Thursday, 9 October 2014

Controlling your garden bamboo

Even though I love bamboo as a plant, garden screen and an environmentally responsible raw material, the strength and tenacity of this plant can also be its downfall if it’s in your garden and you do not wish to harvest your bamboo for mass textile production for products such as linens and towels.
Controlling your garden bamboo
While bamboos are usually a good, ornamental plant, here are some of the problems encountered and if grown without caution, can become problematic and take over your patch:
Bamboo shoots may pop up anywhere in the garden: neighbouring land or even through solid barriers, such as in patios and conservatory floors. Most weed-suppressant groundcover fabrics will not stop bamboo spreading
The problem tends to be with the invasive types of bamboo. These bamboos spread via long rhizomes, which help the plant to colonise new areas
The clump forming bamboos can also grow out of control, but do not tend to spread as much as the running bamboos

Digging
Non-chemical methods involve digging out clumps of bamboo and restricting the size. This can be difficult with very large plants, or on heavy soil. Use a sharp spade to dig up the entire clump or to remove sections from the edge of the clump that have grown beyond the limits. Sever the rhizomes as you go, lifting and removing them with a fork or trowel. If you wish to keep the plant, consider planting it inside a physical barrier like a pot or raised bed.
Chemical control
You can use a weed killer to remove unwanted growth, or the whole plant.

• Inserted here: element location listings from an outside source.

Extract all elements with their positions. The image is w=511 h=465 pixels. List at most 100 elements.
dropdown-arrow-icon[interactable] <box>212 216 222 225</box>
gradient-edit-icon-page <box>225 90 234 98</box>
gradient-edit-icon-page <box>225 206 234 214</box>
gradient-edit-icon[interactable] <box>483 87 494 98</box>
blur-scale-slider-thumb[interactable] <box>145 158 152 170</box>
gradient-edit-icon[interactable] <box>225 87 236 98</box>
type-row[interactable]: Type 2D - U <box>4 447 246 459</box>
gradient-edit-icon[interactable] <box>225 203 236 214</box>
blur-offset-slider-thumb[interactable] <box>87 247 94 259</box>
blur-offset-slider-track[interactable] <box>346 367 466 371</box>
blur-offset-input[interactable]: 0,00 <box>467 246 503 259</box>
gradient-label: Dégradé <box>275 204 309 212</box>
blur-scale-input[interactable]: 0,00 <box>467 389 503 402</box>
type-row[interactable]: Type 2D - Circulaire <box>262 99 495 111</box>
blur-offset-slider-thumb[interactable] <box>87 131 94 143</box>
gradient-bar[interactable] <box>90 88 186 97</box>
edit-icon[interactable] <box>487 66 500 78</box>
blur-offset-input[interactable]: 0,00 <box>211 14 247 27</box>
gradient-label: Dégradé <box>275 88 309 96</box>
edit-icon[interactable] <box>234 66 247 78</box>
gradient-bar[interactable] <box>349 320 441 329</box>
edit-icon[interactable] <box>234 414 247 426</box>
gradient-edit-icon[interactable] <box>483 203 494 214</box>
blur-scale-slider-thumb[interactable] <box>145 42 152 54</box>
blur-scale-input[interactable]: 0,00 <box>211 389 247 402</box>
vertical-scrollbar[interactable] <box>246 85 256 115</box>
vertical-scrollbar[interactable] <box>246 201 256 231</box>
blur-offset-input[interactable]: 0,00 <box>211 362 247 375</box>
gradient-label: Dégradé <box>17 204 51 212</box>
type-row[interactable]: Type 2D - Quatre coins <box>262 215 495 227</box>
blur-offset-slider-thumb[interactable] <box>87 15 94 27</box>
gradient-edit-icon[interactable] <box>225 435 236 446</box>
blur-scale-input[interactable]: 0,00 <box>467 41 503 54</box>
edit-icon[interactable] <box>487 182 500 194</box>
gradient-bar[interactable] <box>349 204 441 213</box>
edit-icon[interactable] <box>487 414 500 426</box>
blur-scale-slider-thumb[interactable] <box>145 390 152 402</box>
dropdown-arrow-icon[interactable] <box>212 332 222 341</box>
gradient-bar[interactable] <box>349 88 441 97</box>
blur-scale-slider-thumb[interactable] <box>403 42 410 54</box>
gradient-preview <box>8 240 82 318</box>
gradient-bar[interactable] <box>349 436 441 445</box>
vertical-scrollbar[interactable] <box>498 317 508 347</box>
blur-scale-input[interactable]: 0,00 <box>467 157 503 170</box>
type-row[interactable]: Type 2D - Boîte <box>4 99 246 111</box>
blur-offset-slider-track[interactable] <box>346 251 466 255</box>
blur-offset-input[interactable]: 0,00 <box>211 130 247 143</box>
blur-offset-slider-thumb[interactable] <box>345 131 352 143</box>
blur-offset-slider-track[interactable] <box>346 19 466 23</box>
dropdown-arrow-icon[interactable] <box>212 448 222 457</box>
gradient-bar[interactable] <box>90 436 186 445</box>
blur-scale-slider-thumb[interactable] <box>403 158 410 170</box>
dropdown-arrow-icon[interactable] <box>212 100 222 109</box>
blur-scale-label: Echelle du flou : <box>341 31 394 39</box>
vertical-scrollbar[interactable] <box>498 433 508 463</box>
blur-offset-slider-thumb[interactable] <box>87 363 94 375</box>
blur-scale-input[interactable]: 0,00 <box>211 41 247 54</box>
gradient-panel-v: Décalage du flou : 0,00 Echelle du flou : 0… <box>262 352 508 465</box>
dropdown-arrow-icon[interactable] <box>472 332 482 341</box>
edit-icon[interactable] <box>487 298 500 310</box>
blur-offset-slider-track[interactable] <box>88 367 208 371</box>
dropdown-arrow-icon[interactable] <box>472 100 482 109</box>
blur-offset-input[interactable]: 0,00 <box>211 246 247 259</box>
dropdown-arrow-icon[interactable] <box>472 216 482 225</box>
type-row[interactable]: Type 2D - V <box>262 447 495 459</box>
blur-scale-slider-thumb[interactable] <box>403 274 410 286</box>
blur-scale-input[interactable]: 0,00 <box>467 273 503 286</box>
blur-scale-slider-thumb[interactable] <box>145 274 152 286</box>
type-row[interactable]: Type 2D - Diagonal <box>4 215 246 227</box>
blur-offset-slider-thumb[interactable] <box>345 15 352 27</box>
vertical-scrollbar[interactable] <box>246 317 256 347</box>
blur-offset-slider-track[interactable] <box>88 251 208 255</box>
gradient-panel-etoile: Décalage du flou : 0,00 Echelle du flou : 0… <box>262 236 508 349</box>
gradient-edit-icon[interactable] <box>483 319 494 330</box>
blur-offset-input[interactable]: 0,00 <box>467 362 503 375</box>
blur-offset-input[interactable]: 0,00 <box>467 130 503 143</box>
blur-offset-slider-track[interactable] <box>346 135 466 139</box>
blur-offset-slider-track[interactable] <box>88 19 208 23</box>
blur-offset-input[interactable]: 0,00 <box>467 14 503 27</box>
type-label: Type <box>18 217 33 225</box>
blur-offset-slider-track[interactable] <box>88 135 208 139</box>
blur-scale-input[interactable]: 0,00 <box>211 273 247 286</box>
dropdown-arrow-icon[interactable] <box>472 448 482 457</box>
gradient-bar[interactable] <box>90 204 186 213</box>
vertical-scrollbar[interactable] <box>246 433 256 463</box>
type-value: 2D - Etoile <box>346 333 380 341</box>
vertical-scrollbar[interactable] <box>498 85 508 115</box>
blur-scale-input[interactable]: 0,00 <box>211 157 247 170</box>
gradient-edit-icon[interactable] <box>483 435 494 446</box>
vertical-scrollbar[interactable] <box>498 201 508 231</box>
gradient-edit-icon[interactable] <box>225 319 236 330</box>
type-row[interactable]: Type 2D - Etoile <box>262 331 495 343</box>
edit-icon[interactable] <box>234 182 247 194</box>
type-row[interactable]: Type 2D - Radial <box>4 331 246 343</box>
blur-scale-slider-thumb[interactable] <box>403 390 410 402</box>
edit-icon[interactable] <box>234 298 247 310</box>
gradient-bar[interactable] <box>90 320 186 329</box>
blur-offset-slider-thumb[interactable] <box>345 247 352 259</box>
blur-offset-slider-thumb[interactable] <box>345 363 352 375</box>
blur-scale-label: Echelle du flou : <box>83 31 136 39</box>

The larger the plant, the more difficult it will be to completely kill it, and it may take several applications of weed killer to succeed

Removing the whole plant

With very tall bamboos, which can be difficult to spray, cut down canes to soil level in late winter and then apply a suitable to the young growth in late spring and early summer. Several treatments may be needed
Alternatively, cut canes to ground and treat with a stump and root killer. Treat foliage of any regrowth as soon as possible.

Respect your bamboo… it has a mind of it’s own.